Core issues of language programme evaluationhave traditionally included: i) what is evaluated; ii) who does the evaluating; iii) when> the evaluation occurs; and iv) how the evaluation is carried out (Rea-Dickins 1994:77), though (especially in light of recent attention to :process in evaluation), questions relating to: v) e:who the evaluation is intended for (e.g. financial sponsors, executive administrators, students, teachers, programme designer, curriculum designer); and vi) how it will be used (e.g. to help in improving the programme for participants, or to assist decision-making regarding its continued feasibility) are also pertinent. Approaches to these issues have developed from a positivistic perspective of "objective" judgement in "experimental" conditions, with reference to target objectives, to one which includes educational process, is "participative, concerned with communication and critical debate and ... is principled, systematic and an integral part of curriculum planning and implementation" (Rea-Dickins 1994:72). This development has been identified as a paradigm dialogue (Guba 1990) between a positivistic (quantitative) and a naturalistic (qualitative) view of evaluation (cf. Lynch 1996), showing similarities to the propositional/process paradigm debate in syllabus design (cf. Breen 1987a; 1987b; Section 3.4, page 139).

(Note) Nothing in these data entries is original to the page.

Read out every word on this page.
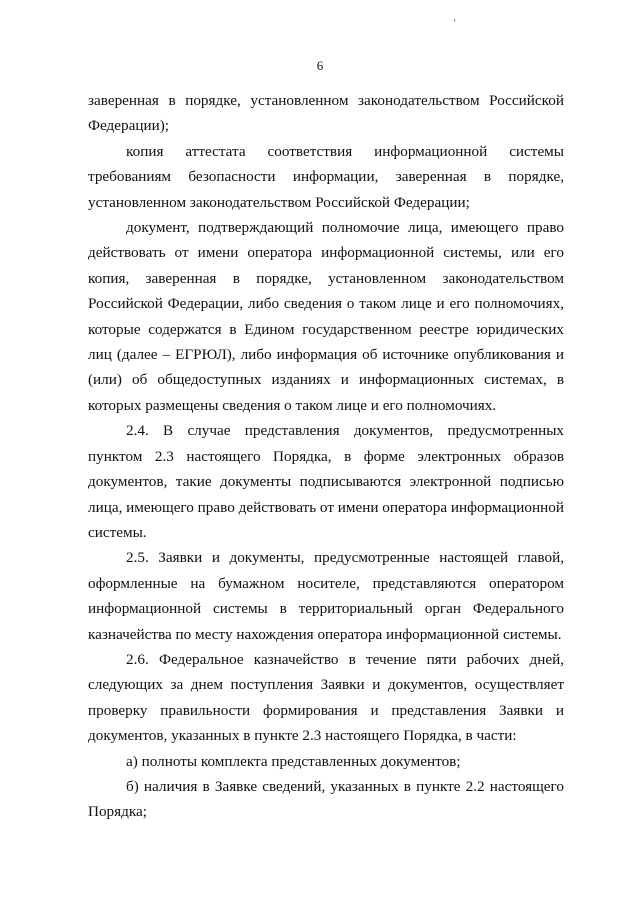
‘
6

заверенная в порядке, установленном законодательством Российской Федерации);

копия аттестата соответствия информационной системы требованиям безопасности информации, заверенная в порядке, установленном законодательством Российской Федерации;

документ, подтверждающий полномочие лица, имеющего право действовать от имени оператора информационной системы, или его копия, заверенная в порядке, установленном законодательством Российской Федерации, либо сведения о таком лице и его полномочиях, которые содержатся в Едином государственном реестре юридических лиц (далее – ЕГРЮЛ), либо информация об источнике опубликования и (или) об общедоступных изданиях и информационных системах, в которых размещены сведения о таком лице и его полномочиях.

2.4. В случае представления документов, предусмотренных пунктом 2.3 настоящего Порядка, в форме электронных образов документов, такие документы подписываются электронной подписью лица, имеющего право действовать от имени оператора информационной системы.

2.5. Заявки и документы, предусмотренные настоящей главой, оформленные на бумажном носителе, представляются оператором информационной системы в территориальный орган Федерального казначейства по месту нахождения оператора информационной системы.

2.6. Федеральное казначейство в течение пяти рабочих дней, следующих за днем поступления Заявки и документов, осуществляет проверку правильности формирования и представления Заявки и документов, указанных в пункте 2.3 настоящего Порядка, в части:

а) полноты комплекта представленных документов;

б) наличия в Заявке сведений, указанных в пункте 2.2 настоящего Порядка;
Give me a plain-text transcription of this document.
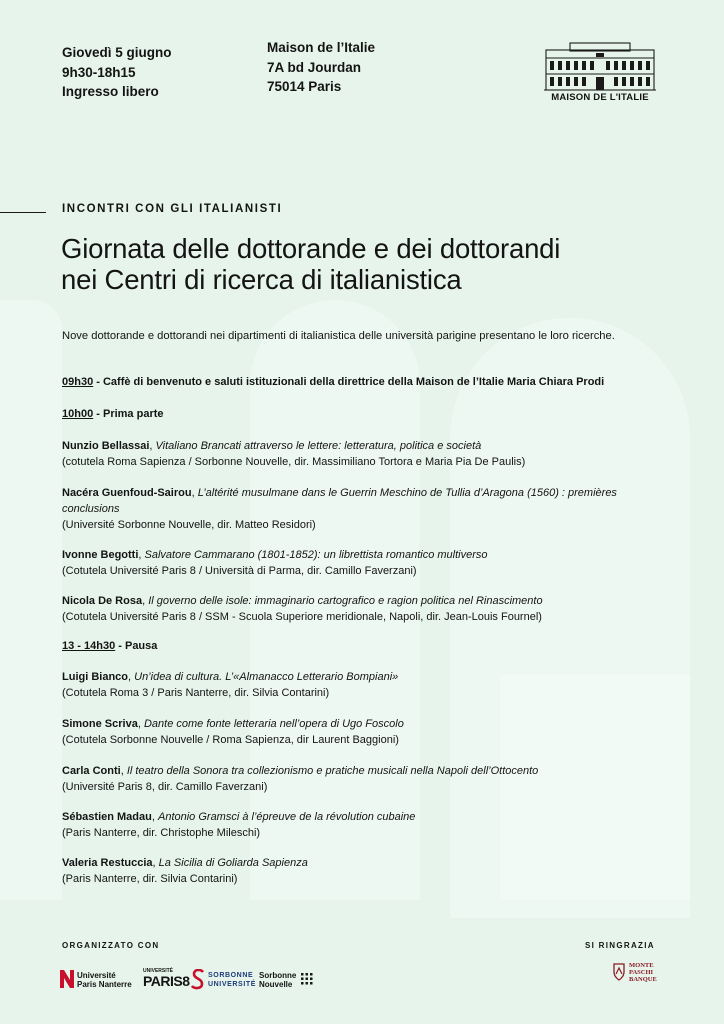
Giovedì 5 giugno
9h30-18h15
Ingresso libero
Maison de l’Italie
7A bd Jourdan
75014 Paris
MAISON DE L'ITALIE
INCONTRI CON GLI ITALIANISTI
Giornata delle dottorande e dei dottorandi
nei Centri di ricerca di italianistica
Nove dottorande e dottorandi nei dipartimenti di italianistica delle università parigine presentano le loro ricerche.
09h30 - Caffè di benvenuto e saluti istituzionali della direttrice della Maison de l’Italie Maria Chiara Prodi
10h00 - Prima parte
Nunzio Bellassai, Vitaliano Brancati attraverso le lettere: letteratura, politica e società
(cotutela Roma Sapienza / Sorbonne Nouvelle, dir. Massimiliano Tortora e Maria Pia De Paulis)
Nacéra Guenfoud-Sairou, L’altérité musulmane dans le Guerrin Meschino de Tullia d’Aragona (1560) : premières conclusions
(Université Sorbonne Nouvelle, dir. Matteo Residori)
Ivonne Begotti, Salvatore Cammarano (1801-1852): un librettista romantico multiverso
(Cotutela Université Paris 8 / Università di Parma, dir. Camillo Faverzani)
Nicola De Rosa, Il governo delle isole: immaginario cartografico e ragion politica nel Rinascimento
(Cotutela Université Paris 8 / SSM - Scuola Superiore meridionale, Napoli, dir. Jean-Louis Fournel)
13 - 14h30 - Pausa
Luigi Bianco, Un’idea di cultura. L’«Almanacco Letterario Bompiani»
(Cotutela Roma 3 / Paris Nanterre, dir. Silvia Contarini)
Simone Scriva, Dante come fonte letteraria nell’opera di Ugo Foscolo
(Cotutela Sorbonne Nouvelle / Roma Sapienza, dir Laurent Baggioni)
Carla Conti, Il teatro della Sonora tra collezionismo e pratiche musicali nella Napoli dell’Ottocento
(Université Paris 8, dir. Camillo Faverzani)
Sébastien Madau, Antonio Gramsci à l’épreuve de la révolution cubaine
(Paris Nanterre, dir. Christophe Mileschi)
Valeria Restuccia, La Sicilia di Goliarda Sapienza
(Paris Nanterre, dir. Silvia Contarini)
ORGANIZZATO CON	SI RINGRAZIA
Université
Paris Nanterre
UNIVERSITÉ
PARIS8	SORBONNE
UNIVERSITÉ
Sorbonne
Nouvelle
MONTE
PASCHI
BANQUE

From the conventional positivistic point of view, reality is objective, and facts must be separated from values by researchers who remain distant from the observed data, the assumption being that a "laboratory" approach to learning conditions, and "scientific" measurement of observable and verifiable "facts" can isolate and measure relevant variables. Such "classical" evaluation usually depends on objectives having been clearly stated at the outset, and consists of a pre-programme test, the teaching programme, and then a post-programme test, involving initial, formative and summative procedures (Sharp 1990:132/3). This approach can be very appealing to the researcher, except that statistical models can be shown to have social biases, and the "most objective of procedures ... can be shown to require subjective interpretations" (Lynch 1996:17). There is also the danger (as with the "scientific" approach to testing – section 6.4, page 203) that such evaluations "can only measure that which is measurable" (Van Lier 1996:120), and can focus on "fixed characteristics" (e.g. proficiency levels) that do not necessarily exist, or that are in fact variable (cf. Weir 1988:7), to the exclusion of other indicators of learning. Other problems inherent in the classical "experimental" approach include: history (unpredictable events affecting the study); maturation (changes in the students); familiarisation (sensitisation of students, learning of testing materials; instrumentation (testing instruments can determine the outcome); selection (important differences between students in comparison groups); and mortality (students may drop out of a programme before the evaluation is complete) (cf. Long 1984:411).

In the naturalistic paradigm the emphasis is on observing, describing, interpreting and understanding the continuously changing process of the programme being evaluated, using techniques such as in-depth interviews, participant observation and journals. This approach (originating in phenomenology and the interpretative approach to social inquiry of the late 19th century) generally requires emergent, variable design, in contrast to the pre-ordinate[6] designs of positivistic research (Guba 1978:14), and stems from a non-objective definition of reality as dependent on mind and interpretation, in which there is no meaningful separation of facts from values, and "phenomena can be understood only within the context in which they are studied" (Guba & Lincoln 1989:45). Thus Guba states that the more an investigator does not impose constraints on antecedent conditions and outputs, "the more he is naturalistically inclined" (Guba 1978:80). Acknowledging that such methodology has problems of subjectivity, and (as with all methodologies) relies on the faith of its practitioners and users ("all truth depends, in part, on persuasion" Guba 1978:81), Guba offers a number of arguments in favour of naturalistic inquiry:

... to enlarge the arsenal of investigative strategies available for dealing with emergent questions of interest; to provide an acceptable basis for studying process; to provide an alternative where it is impossible to meet the technical assumptions of the experimental approach in the real world; to better assess the implications of treatment-situation interaction; to address the balance between reconstructed logic and logic-in-use; to avoid the implicit shaping of possible outcomes; to optimise generalizability; and to meet certain practical criteria defined as fitting, working and communicating. (Guba 1978:80-81)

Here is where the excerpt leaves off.